Pelaksanaan pembimbingan, pembinaan dan pembinaan dalam sistem Pemasyarakatan pun dilakukan oleh petugas fungsional khusus, yaitu petugas Pemasyarakatan.  Dengan demikian pelaksanaan Pemasyarakatan menuntut profesionalitas sumber daya manusia yang akan memahami dengan baik tujuan Pemasyarakatan dan bagaimana cara mencapai tujuan tersebut, serta untuk menghindari perlakuan-perlakuan tidak manusiawi.  Selain itu, di dalam melaksanakan pembinaan dan pembimbingan, juga diperlukan kerjasama dengan instansi pemerintah terkait serta lembaga kemasyarakatan untuk menunjang efektifitas.
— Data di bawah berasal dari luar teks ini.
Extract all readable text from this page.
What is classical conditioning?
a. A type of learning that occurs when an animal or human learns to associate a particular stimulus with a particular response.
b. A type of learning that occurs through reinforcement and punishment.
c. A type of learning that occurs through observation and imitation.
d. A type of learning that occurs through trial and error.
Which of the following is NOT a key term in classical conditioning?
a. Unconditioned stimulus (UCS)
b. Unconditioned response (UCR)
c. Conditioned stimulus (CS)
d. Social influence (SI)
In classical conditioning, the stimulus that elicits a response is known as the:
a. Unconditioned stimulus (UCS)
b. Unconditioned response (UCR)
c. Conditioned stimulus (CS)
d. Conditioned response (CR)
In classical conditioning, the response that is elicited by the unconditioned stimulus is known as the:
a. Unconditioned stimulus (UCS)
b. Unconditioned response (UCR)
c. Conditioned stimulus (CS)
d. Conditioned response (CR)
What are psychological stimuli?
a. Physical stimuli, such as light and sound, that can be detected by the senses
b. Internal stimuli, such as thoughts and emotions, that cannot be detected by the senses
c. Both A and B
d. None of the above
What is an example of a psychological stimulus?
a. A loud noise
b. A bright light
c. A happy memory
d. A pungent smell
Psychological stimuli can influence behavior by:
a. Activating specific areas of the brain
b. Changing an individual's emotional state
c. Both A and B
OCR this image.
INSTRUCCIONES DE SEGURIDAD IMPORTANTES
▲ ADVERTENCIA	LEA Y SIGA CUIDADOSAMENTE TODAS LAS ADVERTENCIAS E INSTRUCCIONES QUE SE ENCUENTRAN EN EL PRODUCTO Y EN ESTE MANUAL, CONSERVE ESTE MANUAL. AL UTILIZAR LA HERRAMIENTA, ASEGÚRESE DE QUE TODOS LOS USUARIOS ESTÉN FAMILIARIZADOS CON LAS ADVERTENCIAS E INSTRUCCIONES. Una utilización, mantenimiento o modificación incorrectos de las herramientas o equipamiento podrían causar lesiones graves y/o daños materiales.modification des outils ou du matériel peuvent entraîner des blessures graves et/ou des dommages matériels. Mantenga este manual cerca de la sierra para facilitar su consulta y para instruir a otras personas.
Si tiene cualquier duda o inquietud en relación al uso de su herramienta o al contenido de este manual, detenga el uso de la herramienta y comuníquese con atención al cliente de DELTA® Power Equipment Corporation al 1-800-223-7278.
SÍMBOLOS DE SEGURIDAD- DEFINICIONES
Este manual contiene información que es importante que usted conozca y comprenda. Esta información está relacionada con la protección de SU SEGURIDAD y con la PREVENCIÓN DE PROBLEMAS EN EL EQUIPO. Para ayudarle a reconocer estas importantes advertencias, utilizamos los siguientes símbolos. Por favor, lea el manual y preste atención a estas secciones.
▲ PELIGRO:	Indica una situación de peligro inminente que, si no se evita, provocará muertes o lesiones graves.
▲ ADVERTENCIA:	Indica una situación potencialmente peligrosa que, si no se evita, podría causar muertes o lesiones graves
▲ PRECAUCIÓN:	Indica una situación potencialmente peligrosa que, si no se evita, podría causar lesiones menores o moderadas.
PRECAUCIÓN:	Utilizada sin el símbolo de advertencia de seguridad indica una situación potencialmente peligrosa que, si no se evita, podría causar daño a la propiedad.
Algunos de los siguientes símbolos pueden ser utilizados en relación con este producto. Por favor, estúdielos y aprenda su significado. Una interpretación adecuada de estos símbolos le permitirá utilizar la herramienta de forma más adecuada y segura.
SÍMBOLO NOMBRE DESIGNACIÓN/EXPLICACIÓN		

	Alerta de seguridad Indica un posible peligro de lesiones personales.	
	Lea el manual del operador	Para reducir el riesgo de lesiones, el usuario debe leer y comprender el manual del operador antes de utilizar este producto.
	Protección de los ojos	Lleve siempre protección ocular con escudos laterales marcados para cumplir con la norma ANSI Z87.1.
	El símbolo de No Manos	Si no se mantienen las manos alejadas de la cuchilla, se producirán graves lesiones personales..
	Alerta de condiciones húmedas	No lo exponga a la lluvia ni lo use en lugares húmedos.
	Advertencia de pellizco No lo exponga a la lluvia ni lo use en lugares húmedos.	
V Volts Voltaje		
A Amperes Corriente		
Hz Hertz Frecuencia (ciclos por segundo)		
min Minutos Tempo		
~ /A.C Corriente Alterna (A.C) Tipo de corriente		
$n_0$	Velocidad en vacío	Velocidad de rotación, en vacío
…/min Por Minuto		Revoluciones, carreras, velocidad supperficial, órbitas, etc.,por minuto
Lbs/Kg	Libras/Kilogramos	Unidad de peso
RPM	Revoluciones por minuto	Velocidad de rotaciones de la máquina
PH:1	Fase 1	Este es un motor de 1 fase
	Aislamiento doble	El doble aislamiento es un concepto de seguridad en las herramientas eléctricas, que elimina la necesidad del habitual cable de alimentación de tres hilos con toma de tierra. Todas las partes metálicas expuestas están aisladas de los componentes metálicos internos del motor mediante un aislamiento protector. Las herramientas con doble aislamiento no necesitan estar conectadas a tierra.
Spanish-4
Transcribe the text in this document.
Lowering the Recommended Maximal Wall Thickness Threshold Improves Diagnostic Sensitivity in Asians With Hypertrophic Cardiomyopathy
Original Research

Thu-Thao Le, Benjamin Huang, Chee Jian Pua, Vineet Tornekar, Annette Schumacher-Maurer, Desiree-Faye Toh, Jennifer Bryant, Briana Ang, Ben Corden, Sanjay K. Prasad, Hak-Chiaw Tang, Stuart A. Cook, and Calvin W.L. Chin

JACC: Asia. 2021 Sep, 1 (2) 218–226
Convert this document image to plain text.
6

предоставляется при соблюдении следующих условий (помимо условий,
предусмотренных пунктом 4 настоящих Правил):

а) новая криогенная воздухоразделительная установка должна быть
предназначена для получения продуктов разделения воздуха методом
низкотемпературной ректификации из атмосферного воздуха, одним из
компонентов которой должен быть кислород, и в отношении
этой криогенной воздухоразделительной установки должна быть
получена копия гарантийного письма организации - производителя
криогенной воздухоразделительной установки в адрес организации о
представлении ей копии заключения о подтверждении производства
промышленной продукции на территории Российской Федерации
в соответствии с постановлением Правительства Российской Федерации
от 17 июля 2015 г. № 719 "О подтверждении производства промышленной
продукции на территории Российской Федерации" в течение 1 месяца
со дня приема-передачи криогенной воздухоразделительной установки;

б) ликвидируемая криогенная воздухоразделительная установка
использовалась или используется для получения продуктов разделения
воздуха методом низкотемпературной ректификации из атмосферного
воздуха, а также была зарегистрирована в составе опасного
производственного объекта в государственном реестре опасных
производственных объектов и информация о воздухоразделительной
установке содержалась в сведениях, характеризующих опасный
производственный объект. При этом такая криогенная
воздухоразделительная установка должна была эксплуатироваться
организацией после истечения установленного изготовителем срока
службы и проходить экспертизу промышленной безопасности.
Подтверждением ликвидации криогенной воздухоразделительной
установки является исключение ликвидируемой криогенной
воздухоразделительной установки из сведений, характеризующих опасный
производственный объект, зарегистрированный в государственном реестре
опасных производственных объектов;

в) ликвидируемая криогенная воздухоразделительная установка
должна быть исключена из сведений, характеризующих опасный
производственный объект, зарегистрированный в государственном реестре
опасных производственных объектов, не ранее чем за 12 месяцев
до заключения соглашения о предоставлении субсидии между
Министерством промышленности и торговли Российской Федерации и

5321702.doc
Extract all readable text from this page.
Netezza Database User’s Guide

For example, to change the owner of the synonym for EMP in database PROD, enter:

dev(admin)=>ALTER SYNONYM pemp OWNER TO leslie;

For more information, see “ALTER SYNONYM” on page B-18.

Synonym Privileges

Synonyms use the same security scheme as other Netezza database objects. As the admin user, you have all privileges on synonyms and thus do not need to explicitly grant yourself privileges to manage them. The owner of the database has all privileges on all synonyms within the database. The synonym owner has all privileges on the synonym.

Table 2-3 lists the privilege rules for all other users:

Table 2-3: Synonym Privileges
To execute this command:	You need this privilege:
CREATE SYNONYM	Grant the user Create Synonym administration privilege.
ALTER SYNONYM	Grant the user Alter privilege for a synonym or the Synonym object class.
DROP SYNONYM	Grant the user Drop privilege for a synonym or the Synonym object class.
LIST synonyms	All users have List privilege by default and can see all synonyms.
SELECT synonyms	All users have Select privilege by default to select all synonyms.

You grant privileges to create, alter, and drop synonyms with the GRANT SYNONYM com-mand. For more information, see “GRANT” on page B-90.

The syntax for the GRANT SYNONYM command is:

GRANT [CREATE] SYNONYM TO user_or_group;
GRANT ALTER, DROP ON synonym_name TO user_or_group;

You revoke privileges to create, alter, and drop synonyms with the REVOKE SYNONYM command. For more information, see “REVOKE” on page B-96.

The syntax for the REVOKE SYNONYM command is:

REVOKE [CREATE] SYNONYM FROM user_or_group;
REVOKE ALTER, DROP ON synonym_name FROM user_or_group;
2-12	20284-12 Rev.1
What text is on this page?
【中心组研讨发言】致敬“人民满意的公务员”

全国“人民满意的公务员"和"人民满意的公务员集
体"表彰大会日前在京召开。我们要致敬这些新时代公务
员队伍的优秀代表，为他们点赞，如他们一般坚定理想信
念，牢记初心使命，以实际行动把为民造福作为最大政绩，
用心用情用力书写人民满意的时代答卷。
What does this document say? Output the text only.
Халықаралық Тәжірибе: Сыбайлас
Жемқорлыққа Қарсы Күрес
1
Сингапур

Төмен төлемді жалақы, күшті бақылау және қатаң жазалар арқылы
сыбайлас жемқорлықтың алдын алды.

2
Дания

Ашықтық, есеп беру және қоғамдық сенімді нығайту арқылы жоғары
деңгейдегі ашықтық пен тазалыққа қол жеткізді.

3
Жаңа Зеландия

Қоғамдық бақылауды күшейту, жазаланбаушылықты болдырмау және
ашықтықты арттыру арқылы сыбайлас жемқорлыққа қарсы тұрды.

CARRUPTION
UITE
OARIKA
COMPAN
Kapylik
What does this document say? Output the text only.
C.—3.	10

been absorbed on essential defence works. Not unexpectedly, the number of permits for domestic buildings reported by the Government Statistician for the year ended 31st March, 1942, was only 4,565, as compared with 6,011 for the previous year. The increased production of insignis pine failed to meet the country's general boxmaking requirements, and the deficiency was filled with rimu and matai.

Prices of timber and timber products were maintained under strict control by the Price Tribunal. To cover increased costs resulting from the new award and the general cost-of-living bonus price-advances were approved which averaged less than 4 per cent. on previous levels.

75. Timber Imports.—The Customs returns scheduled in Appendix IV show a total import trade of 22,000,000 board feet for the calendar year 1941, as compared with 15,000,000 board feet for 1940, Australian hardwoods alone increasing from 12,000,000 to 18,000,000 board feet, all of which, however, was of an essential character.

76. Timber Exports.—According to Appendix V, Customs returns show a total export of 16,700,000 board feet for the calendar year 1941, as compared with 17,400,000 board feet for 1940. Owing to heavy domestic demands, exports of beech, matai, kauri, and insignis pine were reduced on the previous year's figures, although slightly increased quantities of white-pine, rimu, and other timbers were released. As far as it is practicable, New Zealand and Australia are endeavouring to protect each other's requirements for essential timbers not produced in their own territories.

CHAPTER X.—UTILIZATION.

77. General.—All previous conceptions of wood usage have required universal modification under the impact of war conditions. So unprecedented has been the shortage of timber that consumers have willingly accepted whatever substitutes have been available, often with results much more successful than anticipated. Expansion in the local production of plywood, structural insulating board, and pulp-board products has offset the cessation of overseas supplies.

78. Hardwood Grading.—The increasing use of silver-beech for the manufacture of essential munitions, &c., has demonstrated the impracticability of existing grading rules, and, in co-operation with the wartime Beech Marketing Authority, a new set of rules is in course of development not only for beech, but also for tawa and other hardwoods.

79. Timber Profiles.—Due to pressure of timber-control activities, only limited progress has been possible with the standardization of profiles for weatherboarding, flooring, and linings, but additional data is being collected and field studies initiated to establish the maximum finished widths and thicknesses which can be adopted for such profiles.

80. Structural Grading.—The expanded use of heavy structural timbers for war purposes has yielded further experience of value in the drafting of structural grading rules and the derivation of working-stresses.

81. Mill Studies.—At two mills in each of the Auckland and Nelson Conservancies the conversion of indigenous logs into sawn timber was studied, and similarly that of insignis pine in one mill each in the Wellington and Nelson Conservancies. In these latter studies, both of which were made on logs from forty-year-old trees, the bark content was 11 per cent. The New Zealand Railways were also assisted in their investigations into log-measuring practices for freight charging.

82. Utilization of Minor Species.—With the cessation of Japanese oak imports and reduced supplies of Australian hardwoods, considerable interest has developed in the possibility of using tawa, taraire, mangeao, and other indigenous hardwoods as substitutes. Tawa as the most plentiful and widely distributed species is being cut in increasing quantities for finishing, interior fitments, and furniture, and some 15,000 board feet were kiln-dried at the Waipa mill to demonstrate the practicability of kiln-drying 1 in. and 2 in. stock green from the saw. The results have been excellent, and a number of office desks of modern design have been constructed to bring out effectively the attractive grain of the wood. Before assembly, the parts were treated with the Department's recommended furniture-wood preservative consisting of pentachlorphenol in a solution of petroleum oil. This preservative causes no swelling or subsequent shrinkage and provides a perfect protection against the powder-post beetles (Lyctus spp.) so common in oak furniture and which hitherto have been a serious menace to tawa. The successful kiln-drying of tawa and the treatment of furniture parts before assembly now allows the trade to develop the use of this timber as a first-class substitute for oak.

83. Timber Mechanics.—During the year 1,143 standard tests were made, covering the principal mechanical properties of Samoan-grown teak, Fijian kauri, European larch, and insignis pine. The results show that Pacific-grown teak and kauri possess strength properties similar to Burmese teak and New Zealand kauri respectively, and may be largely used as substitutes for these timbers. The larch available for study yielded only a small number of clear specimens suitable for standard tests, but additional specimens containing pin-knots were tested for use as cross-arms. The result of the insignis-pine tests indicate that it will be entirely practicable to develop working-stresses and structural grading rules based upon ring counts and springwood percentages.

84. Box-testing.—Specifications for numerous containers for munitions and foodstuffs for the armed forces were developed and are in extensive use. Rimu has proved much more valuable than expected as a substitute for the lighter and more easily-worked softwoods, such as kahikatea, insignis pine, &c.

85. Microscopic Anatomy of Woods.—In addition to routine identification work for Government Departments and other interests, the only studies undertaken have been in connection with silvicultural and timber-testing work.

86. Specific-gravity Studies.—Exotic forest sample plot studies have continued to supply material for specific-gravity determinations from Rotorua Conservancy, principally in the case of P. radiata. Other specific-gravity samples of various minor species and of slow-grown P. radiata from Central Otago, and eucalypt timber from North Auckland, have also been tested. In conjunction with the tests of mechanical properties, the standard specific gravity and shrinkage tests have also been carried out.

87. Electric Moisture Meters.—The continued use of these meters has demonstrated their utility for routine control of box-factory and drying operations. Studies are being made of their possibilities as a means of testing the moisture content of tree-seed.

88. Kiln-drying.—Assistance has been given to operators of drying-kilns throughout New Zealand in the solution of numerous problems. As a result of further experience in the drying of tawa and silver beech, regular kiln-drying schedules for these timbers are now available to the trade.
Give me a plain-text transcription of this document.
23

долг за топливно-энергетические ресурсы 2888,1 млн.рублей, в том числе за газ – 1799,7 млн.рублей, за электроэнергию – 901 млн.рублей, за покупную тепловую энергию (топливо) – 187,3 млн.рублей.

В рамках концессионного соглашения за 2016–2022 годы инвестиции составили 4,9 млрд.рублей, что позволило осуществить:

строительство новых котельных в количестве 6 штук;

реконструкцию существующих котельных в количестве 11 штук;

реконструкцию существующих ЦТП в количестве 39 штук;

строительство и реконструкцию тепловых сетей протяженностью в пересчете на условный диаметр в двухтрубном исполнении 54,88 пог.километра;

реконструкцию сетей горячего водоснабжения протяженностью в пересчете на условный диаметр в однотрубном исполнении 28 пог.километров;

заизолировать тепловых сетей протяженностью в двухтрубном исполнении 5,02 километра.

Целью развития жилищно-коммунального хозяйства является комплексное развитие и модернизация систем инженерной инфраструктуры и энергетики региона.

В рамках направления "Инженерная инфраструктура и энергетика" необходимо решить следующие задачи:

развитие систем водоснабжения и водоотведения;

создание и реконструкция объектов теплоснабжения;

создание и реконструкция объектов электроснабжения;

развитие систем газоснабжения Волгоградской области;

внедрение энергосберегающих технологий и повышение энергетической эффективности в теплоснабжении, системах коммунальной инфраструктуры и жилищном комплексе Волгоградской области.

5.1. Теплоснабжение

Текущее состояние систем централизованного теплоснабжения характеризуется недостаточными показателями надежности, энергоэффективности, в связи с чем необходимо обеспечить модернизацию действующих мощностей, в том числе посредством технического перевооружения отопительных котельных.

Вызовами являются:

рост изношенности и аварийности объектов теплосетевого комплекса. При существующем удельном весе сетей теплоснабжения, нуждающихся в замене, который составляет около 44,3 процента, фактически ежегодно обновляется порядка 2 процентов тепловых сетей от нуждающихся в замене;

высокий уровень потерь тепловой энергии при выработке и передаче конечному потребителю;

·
Prinsip-prinsip ini pada dasarnya dapat dijadikan indikator dalam melihat keberhasilan pelaksanaan Pemasyarakatan dewasa ini. Meskipun bila dilihat lebih jauh, indikator yang dimaksud lebih berupa asas dan pemenuhan hak-hak narapidana. Namun demikian, indikator ini justru menjadi ruh dari keseluruhan pelaksanaan Sistem Pemasyarakatan Indonesia. Indikator-indikator lain dalam melihat keberhasilan ini, seperti dari aspek sumber daya manusia dan teknis pelaksanaan Pemasyarakatan, merupakan indiaktor yang akan didasari oleh asas pelaksanaan Pemasyarakatan ini.  Bila mengacu pada Didin Sudirman (2007), perlindungan Hak Asasi Manusia merupakan indikator utama keberhasilan tugas dan fungsi pemasyarakatan, khususnya hak-hak dari Warga Binaan Pemasyarakatan dan Tahanan. Sistem Pemasyarakatan dalam hal ini merupakan instansi yang terlibat dalam penegakan hukum, mulai dari tahap pre-adjudikasi, adjudikasi, dan post-adjudikasi. Pada masing-masing tahap inilah Sistem Pemasyarakatan berperan dalam memberikan perlindungan HAM. Pada tahap pre-adjudikasi, Sistem Pemasyarakatan melalui Rutan berperan dalam memisahkan kewenangan yuridis penahanan di tangan kepolisian dan kejaksaan dengan kewenangan penahanan secara fisik. Pemisahan ini ditujukan untuk check and balances agar tidak terjadi penyimpangan atau penyalahgunaan kekuasaan dari pihak yang memiliki kewenangan secara yuridis.
           
Pada tahap adjudikasi, Sistem Pemasyarakatan melalui Balai Pemasyarakatan berperan dalam memberikan pertimbangan  berdasarkan penelitian kepada pengadilan. Penelitian kemasyarakatan (Litmas) oleh Bapas diharapkan dapat memberi gambaran yang objektif tentang latar belakang  suatu peristiwa terjadi. Diharapkan setelah itu, pengadian dapat memberikan keputusan yang tepat. Pada tahap pre-adjukasi dan adjudikasi ini, Rupbasan juga berperan dalam melindungi hak atas benda yang harus disimpan untuk keperluan barang bukti dalam pemeriksaan di tingkat penyidikan, penuntutan, dan pemeriksaan di sidang pengadilan. Rupbasan dalam hal ini berperan dalam menjamin keselamatan dan keamanan barang yang dimaksud.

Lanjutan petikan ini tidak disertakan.